Okay you (Jackson) Irish punk, I see your challenge, and it's late afternoon and I'm tired of being productive so I'll do it. Here are 10 books that I myself consider to be eye-opening, memorable and/or influential upon my thinking.

1. A History of God - by Karen Armstrong; The long, difficult, conflict riddled, and frustratingly non-straightforward history of Abrahamic monotheism turned out to be not what I thought it was when I first read this around 2003. Mind opening.

2. The Name Above The Title- by Frank Capra; Autobiography by a man who is still one of my favorite directors, covers Hollywood from the silent era to the 1970's, at times self serving, but full of great stories.

3. In the Beauty of the Lilies- by John Updike; My favorite novel, follows four generations of the Wilmot family from 1910 until around 1990, I see a little of myself in each of the protagonists. Teddy and Emily forever.

4. On Chesil Beach- by Ian McEwan; My favorite living novelist who is still writing novels, one of the things I love about McEwan is you never know if things are going to turn out all right for his characters or not, so this was a memorably frustrating, often upsetting read, one of the few times I can honestly say that I threw a book down in anger while reading it.

5. The Plot Against America- by Philip Roth; My favorite living novelist who is no longer writing novels. Roth covers many of the same themes over and over again, but this was the first book of his that I read so I'm having it represent him on this list. It's a kind of alternate history where Roth casts himself ages say 7-10 as the lead. I'd say he might have offended some of his real relatives with this book, but then I read other things he wrote and figure his family must have gotten used to it.

6. Specimen Days- by Michael Cunningham; My favorite living American novelist who is still writing novels.
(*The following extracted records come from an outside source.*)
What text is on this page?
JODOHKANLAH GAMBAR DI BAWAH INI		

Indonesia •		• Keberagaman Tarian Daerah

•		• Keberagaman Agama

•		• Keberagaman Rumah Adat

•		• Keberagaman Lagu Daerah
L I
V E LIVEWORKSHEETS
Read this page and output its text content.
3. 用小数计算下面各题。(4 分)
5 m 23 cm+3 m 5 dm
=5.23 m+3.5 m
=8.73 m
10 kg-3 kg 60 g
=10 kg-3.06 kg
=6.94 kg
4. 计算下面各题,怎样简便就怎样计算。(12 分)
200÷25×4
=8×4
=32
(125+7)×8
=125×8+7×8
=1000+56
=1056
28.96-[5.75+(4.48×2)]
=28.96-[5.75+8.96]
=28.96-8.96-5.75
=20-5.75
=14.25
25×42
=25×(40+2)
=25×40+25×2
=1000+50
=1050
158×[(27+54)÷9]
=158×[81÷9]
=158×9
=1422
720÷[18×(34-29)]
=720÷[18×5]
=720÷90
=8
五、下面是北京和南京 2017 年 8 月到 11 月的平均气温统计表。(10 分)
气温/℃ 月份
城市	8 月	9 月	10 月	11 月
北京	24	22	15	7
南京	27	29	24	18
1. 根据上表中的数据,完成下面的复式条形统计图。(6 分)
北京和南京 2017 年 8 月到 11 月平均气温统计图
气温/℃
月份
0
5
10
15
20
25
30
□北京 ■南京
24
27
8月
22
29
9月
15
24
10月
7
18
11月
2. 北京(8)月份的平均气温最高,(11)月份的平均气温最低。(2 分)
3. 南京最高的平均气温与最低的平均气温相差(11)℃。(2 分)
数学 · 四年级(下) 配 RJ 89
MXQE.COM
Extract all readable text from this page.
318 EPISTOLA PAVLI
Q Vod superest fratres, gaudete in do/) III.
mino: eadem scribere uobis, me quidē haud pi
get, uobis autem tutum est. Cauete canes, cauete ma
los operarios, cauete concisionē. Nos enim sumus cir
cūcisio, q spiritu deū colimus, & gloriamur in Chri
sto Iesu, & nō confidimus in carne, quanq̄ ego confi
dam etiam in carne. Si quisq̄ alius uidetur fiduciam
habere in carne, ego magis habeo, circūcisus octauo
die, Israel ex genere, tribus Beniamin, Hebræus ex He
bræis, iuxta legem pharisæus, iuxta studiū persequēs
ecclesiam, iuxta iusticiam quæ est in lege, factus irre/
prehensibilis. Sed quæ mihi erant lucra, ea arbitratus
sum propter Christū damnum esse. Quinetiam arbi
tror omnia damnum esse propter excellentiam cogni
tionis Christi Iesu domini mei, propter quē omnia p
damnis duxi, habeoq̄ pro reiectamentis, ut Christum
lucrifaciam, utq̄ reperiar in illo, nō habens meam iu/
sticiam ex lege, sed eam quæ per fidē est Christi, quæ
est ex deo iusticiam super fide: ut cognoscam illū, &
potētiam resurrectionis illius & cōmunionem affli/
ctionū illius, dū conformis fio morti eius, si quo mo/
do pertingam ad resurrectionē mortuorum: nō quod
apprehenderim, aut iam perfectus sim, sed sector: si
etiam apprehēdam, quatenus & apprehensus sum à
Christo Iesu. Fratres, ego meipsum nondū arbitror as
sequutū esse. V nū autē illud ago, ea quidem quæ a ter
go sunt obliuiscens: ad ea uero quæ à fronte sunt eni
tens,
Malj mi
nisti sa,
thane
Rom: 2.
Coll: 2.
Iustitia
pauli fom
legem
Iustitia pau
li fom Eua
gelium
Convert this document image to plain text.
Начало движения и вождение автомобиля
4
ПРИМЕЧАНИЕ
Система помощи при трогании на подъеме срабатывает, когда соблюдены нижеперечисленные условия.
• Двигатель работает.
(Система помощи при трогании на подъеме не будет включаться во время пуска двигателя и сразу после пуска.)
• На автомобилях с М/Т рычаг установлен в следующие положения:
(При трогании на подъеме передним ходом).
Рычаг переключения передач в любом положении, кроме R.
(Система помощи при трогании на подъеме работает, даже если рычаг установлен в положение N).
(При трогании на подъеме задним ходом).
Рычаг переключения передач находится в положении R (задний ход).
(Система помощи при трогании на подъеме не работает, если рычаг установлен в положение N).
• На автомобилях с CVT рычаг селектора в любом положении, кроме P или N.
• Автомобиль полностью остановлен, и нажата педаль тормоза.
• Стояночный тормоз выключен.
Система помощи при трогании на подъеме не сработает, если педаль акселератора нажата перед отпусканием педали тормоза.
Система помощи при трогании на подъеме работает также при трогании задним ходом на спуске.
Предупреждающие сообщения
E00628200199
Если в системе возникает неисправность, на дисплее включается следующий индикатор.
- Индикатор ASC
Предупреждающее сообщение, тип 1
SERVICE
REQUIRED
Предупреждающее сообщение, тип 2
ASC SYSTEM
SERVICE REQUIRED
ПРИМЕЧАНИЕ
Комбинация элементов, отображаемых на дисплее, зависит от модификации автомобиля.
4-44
Really three novellas of vastly different genera types, all tied together through references to Walt Whitman and an ornamental bowl. Cunningham is a master of subtly weaving themes, images, and names around but never spelling out how they are suppose to fit together, dreamlike and eerie.

7. David O. McKay and the Rise of Modern Mormonism- by Gregory A. Prince and William Robert Wright; I needed to include at least one book about Mormonism in this list, and this is a fascinating behind the scenes look at the McKay Presidency (1951-1970) taken largely from the extensive records kept by McKay's private secretary. Covers a very important transitional era for the Church, and one of my favorite Church presidents.

8. A Supposedly Fun Thing I'll Never Do Again: Essays and Arguments- by David Foster Wallace; A complication from the authors witty non-fiction writing, his lengthy recounting of his first experience on a cruse ship is honestly one of the funniest things I've ever read.

9. The Death of the Liberal Class- by Christopher Hedges; A very sharp mind looks at how the American people routinely shoot themselves in the foot, and who loads the gun for them.

10. To Kill a Mockingbird- by Harper Lee; Because its just awesome. Ms. Lee said everything she needed to say in just one book and will be forever remembered for it, one of the rarest of accomplishments. If I ever have a son, his middle name will be Atticus.

I call out anyone whose interested to participate in this challenge.